L’ecocidio di Gaza è “parte del progetto coloniale di Israele”
Sulla base di queste scoperte, la “Campagna Ecogenocidio” intende denunciare le azioni di Israele come una forma di “ecofascismo” durante la COP30.
In questo contesto, l’ecofascismo descrive la svalutazione della vita umana, in particolare delle popolazioni emarginate e colonizzate, con il pretesto di proteggere le risorse ambientali considerate appannaggio di gruppi privilegiati.
In parole povere, si tratta di un ambientalismo che nega a certe persone il diritto di vivere liberamente e di trarre beneficio dalla propria terra, trattando la natura come qualcosa da salvaguardare solo per i potenti.
Mimi al-Laham, commentatrice politica siro-australiana, ha esortato gli attivisti ad affrontare questa realtà unendosi alla campagna e amplificando l'”ecocidio” in corso a Gaza durante il vertice sul clima.
“Stiamo portando avanti una campagna chiamata Eco-Genocidio. Si sentono sempre persone di sinistra parlare di riscaldamento globale e crediti di carbonio, ma mai di come le guerre causino danni ambientali ben maggiori dell’uso dell’aria condizionata o della guida dell’auto”, ha detto.

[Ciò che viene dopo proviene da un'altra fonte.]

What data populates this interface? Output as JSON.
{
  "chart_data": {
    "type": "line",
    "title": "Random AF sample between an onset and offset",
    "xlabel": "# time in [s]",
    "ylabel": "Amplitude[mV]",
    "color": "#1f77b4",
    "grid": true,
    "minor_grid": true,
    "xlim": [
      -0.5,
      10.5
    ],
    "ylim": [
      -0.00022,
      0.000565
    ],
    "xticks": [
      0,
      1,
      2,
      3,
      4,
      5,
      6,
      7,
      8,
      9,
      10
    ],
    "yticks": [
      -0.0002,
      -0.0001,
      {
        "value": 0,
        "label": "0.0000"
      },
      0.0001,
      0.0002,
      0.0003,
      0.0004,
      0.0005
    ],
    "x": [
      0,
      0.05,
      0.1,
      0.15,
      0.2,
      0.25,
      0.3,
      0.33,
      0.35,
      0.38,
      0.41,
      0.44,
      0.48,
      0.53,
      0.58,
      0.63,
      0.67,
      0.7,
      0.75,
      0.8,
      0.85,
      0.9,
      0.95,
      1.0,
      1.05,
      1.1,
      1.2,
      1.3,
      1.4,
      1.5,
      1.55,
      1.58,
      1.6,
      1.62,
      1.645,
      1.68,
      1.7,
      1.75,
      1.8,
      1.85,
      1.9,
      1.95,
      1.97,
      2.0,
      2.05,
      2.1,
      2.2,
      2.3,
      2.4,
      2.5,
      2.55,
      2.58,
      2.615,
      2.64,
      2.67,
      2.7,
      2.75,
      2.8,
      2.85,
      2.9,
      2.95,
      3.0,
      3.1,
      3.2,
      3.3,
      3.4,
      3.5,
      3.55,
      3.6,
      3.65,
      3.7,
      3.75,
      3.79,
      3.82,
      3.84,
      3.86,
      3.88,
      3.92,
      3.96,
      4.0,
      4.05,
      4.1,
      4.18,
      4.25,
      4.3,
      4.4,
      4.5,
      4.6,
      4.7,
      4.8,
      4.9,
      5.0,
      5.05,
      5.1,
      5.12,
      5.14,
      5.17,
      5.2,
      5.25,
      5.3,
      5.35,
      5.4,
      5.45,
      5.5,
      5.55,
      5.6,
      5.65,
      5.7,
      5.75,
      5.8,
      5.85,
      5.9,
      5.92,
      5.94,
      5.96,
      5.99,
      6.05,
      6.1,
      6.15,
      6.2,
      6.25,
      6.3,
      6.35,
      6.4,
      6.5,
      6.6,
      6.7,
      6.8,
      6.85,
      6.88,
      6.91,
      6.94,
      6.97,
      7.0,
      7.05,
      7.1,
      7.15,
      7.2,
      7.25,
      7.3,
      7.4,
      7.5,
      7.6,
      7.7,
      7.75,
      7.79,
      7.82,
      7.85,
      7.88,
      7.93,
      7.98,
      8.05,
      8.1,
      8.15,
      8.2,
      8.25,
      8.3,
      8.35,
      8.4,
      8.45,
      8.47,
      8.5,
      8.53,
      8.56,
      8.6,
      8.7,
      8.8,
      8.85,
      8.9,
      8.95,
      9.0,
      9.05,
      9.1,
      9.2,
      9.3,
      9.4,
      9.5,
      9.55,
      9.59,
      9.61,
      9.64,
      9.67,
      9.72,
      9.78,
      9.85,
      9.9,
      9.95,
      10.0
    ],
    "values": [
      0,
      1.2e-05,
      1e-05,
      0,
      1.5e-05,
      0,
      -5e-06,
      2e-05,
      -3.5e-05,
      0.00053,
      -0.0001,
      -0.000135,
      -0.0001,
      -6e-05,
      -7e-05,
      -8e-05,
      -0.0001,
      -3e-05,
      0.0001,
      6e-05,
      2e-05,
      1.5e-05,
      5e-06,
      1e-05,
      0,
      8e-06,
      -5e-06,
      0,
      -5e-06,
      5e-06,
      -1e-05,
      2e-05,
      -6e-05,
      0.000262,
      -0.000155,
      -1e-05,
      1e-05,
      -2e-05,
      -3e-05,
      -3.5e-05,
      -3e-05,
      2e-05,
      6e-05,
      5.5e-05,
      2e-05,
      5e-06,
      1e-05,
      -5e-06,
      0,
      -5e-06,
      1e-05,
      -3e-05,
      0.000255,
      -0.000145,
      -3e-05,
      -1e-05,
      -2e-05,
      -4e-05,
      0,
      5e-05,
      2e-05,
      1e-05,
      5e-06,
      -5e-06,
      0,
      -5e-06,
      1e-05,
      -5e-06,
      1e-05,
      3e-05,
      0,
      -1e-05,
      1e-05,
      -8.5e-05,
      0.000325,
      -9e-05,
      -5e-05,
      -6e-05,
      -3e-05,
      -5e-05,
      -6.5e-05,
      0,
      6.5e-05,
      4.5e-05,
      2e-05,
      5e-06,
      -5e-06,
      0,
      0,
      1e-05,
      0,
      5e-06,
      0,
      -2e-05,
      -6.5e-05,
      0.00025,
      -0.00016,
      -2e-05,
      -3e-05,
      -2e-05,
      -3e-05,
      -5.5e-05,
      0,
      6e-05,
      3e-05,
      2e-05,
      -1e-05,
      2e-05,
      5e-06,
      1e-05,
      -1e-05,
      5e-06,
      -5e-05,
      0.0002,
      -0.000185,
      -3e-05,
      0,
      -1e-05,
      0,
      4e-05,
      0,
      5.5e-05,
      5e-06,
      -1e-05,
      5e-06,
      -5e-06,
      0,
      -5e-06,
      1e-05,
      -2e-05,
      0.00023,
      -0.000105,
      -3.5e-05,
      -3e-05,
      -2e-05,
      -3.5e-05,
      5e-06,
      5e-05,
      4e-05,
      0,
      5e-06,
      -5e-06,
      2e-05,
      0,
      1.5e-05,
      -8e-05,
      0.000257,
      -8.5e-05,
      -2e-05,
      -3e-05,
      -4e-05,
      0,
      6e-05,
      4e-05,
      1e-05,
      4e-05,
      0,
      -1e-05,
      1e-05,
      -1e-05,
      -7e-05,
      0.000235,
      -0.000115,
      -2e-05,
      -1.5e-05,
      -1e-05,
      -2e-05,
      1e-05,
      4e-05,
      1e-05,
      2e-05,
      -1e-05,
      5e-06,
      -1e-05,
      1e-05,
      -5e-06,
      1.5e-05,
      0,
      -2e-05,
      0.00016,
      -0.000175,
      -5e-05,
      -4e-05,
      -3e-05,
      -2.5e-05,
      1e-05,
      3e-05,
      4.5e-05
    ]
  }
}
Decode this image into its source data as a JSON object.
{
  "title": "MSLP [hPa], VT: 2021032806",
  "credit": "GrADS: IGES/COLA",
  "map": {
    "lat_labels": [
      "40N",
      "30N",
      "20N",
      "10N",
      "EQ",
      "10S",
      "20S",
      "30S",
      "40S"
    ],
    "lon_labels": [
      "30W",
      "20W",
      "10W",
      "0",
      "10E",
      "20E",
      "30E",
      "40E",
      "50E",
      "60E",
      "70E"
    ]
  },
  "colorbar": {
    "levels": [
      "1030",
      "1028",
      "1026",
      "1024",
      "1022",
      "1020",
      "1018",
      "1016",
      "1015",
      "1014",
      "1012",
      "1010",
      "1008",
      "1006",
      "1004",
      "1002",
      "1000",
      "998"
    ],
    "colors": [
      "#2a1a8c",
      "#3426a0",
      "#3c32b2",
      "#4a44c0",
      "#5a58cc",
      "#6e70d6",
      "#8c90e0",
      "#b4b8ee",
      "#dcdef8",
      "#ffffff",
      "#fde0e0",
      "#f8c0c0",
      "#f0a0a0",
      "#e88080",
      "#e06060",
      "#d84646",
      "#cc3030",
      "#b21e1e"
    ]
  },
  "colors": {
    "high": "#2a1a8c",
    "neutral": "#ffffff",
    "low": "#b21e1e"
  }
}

“Dobbiamo spingerli ad affrontare la distruzione ambientale e la sofferenza umana a Gaza”.
Angelo Giuliano, giornalista svizzero-italiano residente a Hong Kong, ha ribadito l’appello in un videomessaggio, criticando “l’ipocrisia” dei movimenti di sinistra che trascurano l’impatto ambientale della devastante guerra di Israele contro Gaza.
“C’è ipocrisia qui. Parlano mai dell’eco-genocidio di Gaza? Le tonnellate di bombe sganciate avranno effetti irreversibili: la terra è così devastata che non produrrà più cibo”, ha detto Giuliano. “Ti importa davvero dell’ecosistema? Allora perché tacere?”.
La stessa campagna per l’eco-genocidio ha inserito l’ecocidio di Israele a Gaza nel quadro più ampio del suo progetto coloniale.
In una dichiarazione, gli organizzatori hanno fatto appello al Brasile, in qualità di paese ospitante della COP30, affinché guidi gli sforzi internazionali per sanzionare Israele e difendere la Palestina.
“Il mondo deve sentire: Gaza non solo sta morendo, ma minaccia anche l’ecosistema globale. Porre fine al blocco, garantire giustizia ai palestinesi e proteggere l’ambiente sono fondamentali per la sopravvivenza di tutti noi”, si legge nella dichiarazione.